The medication began taking effect and they no longer needed to restrain him. Still he snuck out of bed and wandered the hospital corridors asking patients if they had the poison. Some engaged him and others thought he was crazy. Some seemed to know exactly what he was talking about.
“I been getting help from the twelve-strand Orion healing technique. You tried that?”
“And they wanna call it a fascinoma.”
“They keep threatening to cut me off.”
“The whole family been eccentric with mental problems all along.”
“Let me show you my scans.”
“We need to discuss the voices you’ve been hearing.”
“Voice,” he said. “Not voices. Voice.”
“Sorry, voice.”
“And it isn’t a voice. It’s a point of view.”
“A point of view?”
“A bleak and uninspired one, but convincing. Very evolved. He gains control of my powers — rhetorical, argumentative. Don’t ask me how. There should be docket numbers to our conversations.”
“Is the voice still there, louder, fainter?”
“Fainter. He makes it known when he’s angry or wants something, but it’s quieted down since you patched me up.”
“That’s good.”
“Don’t be fooled. He’s just lying in wait.”
“But if you keep taking the medication, there should be no problem.”
“Pharmacology is only one tactical maneuver in a protracted war.”
“What war is that?”
“The one we’ve been fighting for centuries. The one we’ve always lost, so far as anyone can tell.”
“Sorry, I’m not sure I understand.”
“Death. The will to live versus inevitable decay.
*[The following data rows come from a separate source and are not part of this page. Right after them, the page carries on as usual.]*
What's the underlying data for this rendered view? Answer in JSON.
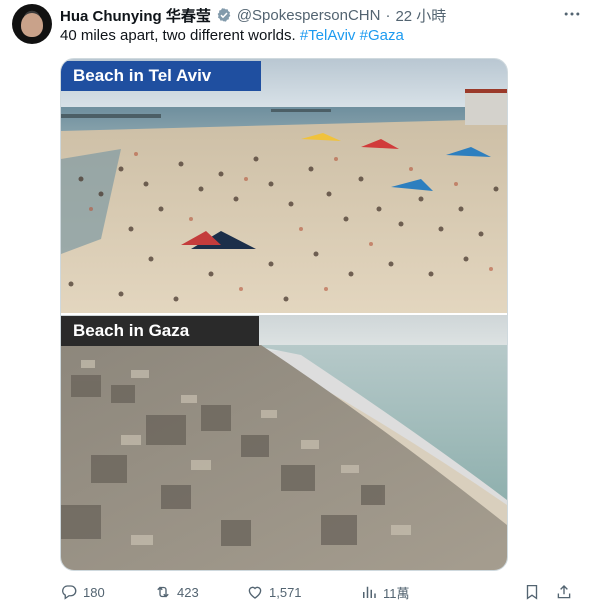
{
  "author": {
    "name": "Hua Chunying 华春莹",
    "handle": "@SpokespersonCHN",
    "separator": "·",
    "time": "22 小時"
  },
  "tweet": {
    "text": "40 miles apart, two different worlds.",
    "hashtags": [
      "#TelAviv",
      "#Gaza"
    ]
  },
  "media": {
    "top_caption": "Beach in Tel Aviv",
    "bottom_caption": "Beach in Gaza"
  },
  "actions": {
    "replies": "180",
    "reposts": "423",
    "likes": "1,571",
    "views": "11萬"
  },
  "colors": {
    "accent": "#1d9bf0",
    "secondary_text": "#536471",
    "caption_blue": "#1f4fa0",
    "caption_dark": "#2a2a2a"
  }
}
What’s not to understand?”
“Were you trying to kill yourself?”
“Depends on what you mean by ‘yourself,’ ” he said.
He resumed eating voluntarily. He got up and voided himself of his own accord. He was quiet in the evenings. They gave him donated winter clothes and released him.
He walked out in a gray hunter’s cap with fur brim and earflaps, a winter jacket. He stood just beyond the automatic doors where he had fallen to his knees almost two months earlier. He was trying to decide whether to go right or left, his breath visible in the cold. He had no impulse to undress and wander off into the winter. Ascension through annihilation wasn’t his immediate concern. The other was happy. The other liked the warmth, felt a little hungry. He knew his first task was to get his personal details in order — to call a private banker he knew in New York, who’d help him restore his identification and credit cards. He had these clerical impulses. The good hospital staff had restored him to the land of the pragmatic. In his pocket sat several prescriptions, some of which he even thought worth filling. Pharmacology was a legitimate tactical advantage. Eventually, he decided to turn right.